Practically all that's left today is a paper factory, a re-segregated public school system and a political culture that remains broken along racial lines. Some residents say remnants of Selma's segregationist past linger on the lips of politicians who are race baiting for votes.

The city has turned to tourism for economic stability, hoping to capitalize on its role as a cog in the movement and its connection to Bloody Sunday, when on March 7, 1965, armed officers brutally attacked peaceful protesters attempting to march from Selma to Montgomery for voting rights.

But economic energy is in low supply here -- the city's main streets are lined with boarded up or abandoned buildings, and weathered old storefronts leaving little to draw in visitors.

The black and white sections of town are starkly different, the white side boasting large antebellum homes with massive columns and wrap-around front porches, some with rocking chairs, many others abandoned and over-grown.

"How's that saying go? The more things change the more they stay the same," said Joyce O'Neal, the church historian at Brown Memorial A.M.E Church in Selma, where mass meetings were held during the Civil Rights era.

About an hour before 11 a.m. service on Sunday, with the first three rows filled with college students and a group of original Freedom Riders, O'Neal talked of Selma's triumphs and tragedies, and the role of the church in the Civil Rights Movement.

"Selma came kicking and screaming into a new way of life. But it still has that subtle racism," she said. "That's not to say that things aren't a whole lot better -- things that we can do, things that we can participate in, careers that you can have," she said. "But now that I'm here and retired, I can still see some of the racism, especially with the schools."

When segregation of the public schools began to unravel in the 1960s, whites simply took their children out of the school systems and enrolled them in what some call "seg academies," private academies founded to keep segregation in tact.

"The whites say if we can't control it, then we don't want anything to do with it," said Aubrey Larkin, a trustee on the Brown Chapel board.

In 1965 protesters gathered at the Brown Chapel and prayed before setting out on a planned march to the state capital. Then they walked about six blocks from the church to the foot of the Edmund Pettis Bridge, where Congressman and original Freedom Rider John Lewis, alongside nearly 600 protesters, faced off with police officers who had been ordered to disrupt their march. Lewis and the marchers were beaten bloody, with the future congressman suffering a fractured skull.

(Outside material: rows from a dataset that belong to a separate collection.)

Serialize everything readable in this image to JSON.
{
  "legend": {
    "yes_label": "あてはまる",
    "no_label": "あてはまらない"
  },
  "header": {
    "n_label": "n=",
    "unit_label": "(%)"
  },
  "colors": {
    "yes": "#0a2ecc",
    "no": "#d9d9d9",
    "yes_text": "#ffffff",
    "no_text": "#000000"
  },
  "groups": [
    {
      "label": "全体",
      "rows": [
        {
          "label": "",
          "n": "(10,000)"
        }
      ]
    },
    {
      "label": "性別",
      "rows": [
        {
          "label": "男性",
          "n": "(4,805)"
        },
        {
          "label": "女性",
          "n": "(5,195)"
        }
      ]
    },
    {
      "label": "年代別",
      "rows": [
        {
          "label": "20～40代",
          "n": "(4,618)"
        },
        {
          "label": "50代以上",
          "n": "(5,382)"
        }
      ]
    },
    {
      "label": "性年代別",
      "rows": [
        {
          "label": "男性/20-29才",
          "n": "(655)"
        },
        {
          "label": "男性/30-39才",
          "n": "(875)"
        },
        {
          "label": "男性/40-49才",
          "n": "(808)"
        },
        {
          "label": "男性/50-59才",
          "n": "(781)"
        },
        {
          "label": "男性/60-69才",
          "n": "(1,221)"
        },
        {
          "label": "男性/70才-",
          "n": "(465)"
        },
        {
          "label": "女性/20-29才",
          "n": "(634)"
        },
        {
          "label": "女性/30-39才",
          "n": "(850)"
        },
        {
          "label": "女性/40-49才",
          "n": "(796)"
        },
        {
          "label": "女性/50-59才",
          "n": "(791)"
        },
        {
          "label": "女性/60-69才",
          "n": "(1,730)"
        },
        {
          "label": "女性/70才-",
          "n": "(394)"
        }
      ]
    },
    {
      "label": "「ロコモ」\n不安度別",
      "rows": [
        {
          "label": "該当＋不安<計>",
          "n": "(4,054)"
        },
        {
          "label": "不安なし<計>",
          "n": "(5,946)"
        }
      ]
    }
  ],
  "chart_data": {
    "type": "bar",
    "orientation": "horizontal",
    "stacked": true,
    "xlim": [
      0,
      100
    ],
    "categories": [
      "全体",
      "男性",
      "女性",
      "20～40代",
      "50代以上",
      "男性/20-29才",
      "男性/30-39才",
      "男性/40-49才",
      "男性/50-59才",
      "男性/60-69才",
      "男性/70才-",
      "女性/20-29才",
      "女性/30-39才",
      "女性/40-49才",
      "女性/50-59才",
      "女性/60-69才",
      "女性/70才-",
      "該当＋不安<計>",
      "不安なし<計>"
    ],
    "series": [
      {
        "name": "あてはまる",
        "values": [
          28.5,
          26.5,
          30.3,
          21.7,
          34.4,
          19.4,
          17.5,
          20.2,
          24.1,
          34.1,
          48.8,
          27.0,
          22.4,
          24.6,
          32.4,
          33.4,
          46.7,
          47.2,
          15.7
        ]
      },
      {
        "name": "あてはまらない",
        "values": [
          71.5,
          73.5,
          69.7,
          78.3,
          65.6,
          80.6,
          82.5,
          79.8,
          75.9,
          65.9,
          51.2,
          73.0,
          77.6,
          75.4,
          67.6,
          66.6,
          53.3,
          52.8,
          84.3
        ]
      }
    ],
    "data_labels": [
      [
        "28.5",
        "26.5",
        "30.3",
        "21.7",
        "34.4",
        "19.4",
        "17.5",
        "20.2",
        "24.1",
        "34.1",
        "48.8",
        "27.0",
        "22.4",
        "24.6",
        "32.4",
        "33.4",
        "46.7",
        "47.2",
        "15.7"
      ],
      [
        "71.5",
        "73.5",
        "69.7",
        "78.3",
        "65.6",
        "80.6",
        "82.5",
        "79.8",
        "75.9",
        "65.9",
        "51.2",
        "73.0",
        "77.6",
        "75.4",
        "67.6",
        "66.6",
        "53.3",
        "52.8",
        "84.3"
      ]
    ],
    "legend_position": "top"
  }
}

White onlookers lined the side of the road and cheered on the attackers. The incident came to be known as Bloody Sunday, and Selma and the bridge are forever tied to it.

On this Sunday morning in 2011, with a cool wind whipping off the river, old and new Freedom Riders gathered at the foot of the Edmund Pettis. We lined up two-by-two and walked silently over the bridge together, as the relics of Selma's historic past loomed over us ever so humbly.